On March 18, 2007, in a column for CBS News’ online version of CBS News Sunday Morning, Stein famously proclaimed in the beginning of the subprime mortgage crisis that the foreclosure problem would “blow over and the people who buy now, in due time, will be glad they did,” the economy was “still very strong,” and the “smart money” was “now trying to buy not sell as much distressed merchandise” in mortgages as possible.[25]
On August 18, 2007, on Fox News Channel’s Cavuto on Business, Stein appeared with other financial experts dismissing worries of a coming credit crunch.[26] The lone dissenter was Peter Schiff, who predicted that the mortgage sector would create a crisis leading to massive recession, a view that produced laughter from the other experts. Stein strongly recommended investing in then-troubled financial institutions.[26]
Ben Stein: The credit crunch is way overblown. The [financial institutions] are being given away; they’re so unbelievably cheap...The subprime problem is a problem, but it’s a tiny problem in the context of this economy...It’s a buying opportunity, especially for the financials, maybe like I’ve never seen before in my entire life.
[...]
Peter Schiff: This is just getting started. It’s not just subprimes. This is a problem for the entire mortgage industry. It’s not just people with bad credit that committed to mortgages they couldn’t afford. It’s not just people with bad credit who are going to see their home equity vanish... This is going to be an enormous credit crunch...

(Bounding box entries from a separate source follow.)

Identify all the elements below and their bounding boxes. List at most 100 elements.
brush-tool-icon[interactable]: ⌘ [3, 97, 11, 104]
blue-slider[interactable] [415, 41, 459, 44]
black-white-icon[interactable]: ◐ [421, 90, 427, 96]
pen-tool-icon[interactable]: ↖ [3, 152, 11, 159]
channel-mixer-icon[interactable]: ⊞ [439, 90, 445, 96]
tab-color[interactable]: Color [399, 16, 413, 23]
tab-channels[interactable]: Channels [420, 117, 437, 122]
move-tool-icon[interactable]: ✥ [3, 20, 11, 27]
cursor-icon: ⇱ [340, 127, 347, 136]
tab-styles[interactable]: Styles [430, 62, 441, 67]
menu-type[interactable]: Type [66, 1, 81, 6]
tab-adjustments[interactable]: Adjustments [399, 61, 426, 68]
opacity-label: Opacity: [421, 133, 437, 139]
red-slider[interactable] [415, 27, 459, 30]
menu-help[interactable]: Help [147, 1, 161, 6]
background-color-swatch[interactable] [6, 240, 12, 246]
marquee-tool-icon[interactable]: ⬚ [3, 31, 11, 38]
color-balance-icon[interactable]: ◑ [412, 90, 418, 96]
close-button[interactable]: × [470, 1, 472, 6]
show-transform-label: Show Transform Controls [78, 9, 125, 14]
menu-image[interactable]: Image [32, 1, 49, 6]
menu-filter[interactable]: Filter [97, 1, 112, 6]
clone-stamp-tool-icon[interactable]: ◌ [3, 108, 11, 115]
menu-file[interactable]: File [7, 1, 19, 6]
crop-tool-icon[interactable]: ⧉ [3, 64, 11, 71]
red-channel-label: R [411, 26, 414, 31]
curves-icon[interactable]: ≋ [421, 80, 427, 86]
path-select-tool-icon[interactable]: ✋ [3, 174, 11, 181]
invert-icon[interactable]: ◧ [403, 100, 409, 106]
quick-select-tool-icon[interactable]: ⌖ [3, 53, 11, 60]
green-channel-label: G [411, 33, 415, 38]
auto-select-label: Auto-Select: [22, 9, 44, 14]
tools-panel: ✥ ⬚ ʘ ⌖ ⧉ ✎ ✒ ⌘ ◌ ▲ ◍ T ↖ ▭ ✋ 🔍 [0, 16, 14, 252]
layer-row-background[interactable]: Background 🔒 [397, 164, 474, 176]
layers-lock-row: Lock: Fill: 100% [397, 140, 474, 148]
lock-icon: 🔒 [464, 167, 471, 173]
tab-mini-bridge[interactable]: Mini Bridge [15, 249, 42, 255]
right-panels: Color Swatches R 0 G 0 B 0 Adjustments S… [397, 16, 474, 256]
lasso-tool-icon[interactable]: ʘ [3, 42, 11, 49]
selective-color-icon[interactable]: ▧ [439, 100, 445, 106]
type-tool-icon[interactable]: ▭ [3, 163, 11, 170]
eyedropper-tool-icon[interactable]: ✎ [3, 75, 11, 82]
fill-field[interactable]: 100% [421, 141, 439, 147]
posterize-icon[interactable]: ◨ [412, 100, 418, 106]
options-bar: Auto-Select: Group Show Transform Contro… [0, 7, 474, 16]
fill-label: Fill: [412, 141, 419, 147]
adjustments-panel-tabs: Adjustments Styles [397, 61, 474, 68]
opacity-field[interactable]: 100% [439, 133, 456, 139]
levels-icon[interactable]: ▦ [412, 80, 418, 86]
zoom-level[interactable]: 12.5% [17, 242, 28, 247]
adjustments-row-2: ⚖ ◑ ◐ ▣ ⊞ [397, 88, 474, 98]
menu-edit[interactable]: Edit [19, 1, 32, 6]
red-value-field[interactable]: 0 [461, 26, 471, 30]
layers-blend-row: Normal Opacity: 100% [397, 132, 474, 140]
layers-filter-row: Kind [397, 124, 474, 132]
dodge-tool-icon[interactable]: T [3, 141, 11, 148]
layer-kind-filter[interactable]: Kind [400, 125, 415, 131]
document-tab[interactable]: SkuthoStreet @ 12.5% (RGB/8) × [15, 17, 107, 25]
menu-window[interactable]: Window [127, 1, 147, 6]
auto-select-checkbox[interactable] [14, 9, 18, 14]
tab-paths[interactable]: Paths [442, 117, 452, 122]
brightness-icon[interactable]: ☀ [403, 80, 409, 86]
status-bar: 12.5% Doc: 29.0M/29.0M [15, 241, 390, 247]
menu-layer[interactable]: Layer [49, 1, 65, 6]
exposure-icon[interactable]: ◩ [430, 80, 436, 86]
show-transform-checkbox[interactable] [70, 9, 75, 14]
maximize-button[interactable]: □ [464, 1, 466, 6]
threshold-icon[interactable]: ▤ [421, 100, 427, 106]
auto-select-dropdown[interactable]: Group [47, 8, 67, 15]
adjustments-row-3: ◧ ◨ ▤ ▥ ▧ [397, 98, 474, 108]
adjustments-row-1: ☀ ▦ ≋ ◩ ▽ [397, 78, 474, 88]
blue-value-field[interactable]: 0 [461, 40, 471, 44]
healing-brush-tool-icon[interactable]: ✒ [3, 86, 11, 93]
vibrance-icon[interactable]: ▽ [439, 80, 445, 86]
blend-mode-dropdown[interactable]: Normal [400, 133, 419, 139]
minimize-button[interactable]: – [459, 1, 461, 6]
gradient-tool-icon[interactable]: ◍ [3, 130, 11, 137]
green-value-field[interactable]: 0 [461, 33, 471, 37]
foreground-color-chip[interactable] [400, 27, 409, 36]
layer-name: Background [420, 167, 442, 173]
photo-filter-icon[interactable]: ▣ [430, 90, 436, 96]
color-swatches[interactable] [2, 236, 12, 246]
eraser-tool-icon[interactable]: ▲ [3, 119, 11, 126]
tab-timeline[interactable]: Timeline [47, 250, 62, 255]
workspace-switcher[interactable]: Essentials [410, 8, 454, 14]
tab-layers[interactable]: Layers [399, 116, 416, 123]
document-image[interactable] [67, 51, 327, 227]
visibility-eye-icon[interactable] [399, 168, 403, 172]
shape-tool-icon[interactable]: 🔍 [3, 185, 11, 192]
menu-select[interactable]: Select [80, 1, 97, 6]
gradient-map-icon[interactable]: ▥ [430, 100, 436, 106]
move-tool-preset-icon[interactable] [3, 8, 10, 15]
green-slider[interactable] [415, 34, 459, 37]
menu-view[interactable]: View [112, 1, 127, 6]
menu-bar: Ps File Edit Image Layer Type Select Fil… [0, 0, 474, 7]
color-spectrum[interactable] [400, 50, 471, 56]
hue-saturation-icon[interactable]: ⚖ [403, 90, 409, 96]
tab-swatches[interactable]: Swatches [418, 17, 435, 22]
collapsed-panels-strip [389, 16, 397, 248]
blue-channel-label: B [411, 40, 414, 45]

Neil Cavuto: You must be a laugh-riot at parties.
(LAUGHTER)
[...]
Ben Stein: ...subprime is tiny. Subprime is a tiny, tiny blip.
Peter Schiff: It’s not tiny. And again, it’s not just subprime. It’s the entire mortgage market.
Ben Stein: You’re simply wrong about that... Defaults for the whole mortgage market are tiny.
[...]
Ben Stein: I think stocks will be a heck of a lot higher a year from now than they are now.
Thirteen months later, in the Global Financial Crisis of September 2008, global stock markets crashed, Lehman Brothers went bankrupt, Fannie Mae and Freddie Mac were taken over by the US government, AIG was bailed out by the Federal Reserve, Merrill Lynch was sold to Bank of America Corporation, and Morgan Stanley and Goldman Sachs confirmed that they would become traditional bank holding companies.
In a Yahoo! Finance article written on October 17, 2008, Stein explained that his understanding of the debt obligations based on real estate loans was less than the “staggeringly large” amount of obligations that were created through trade in derivatives of those, and so why it wasn’t as similar to collapse of junk bond empire in early 1990s as he’d thought it would be: “Where I missed the boat was not realizing how large were the CDS [credit default swaps] based on the junk mortgage bonds.”
http://en.wikipedia.org/wiki/Ben_Stein
Holy cow! Could a person be off the mark anymore than Stein was on just about every damned thing?! I had no idea he was that clueless! I thought he was a pretty sharp guy! Man oh man was I off the mark as well!
Thanks for enlightening me!
Ya think Benny was out putting his money where his mouth was telling us to put ours? Must not have since he doesn’t seem to be flat broke.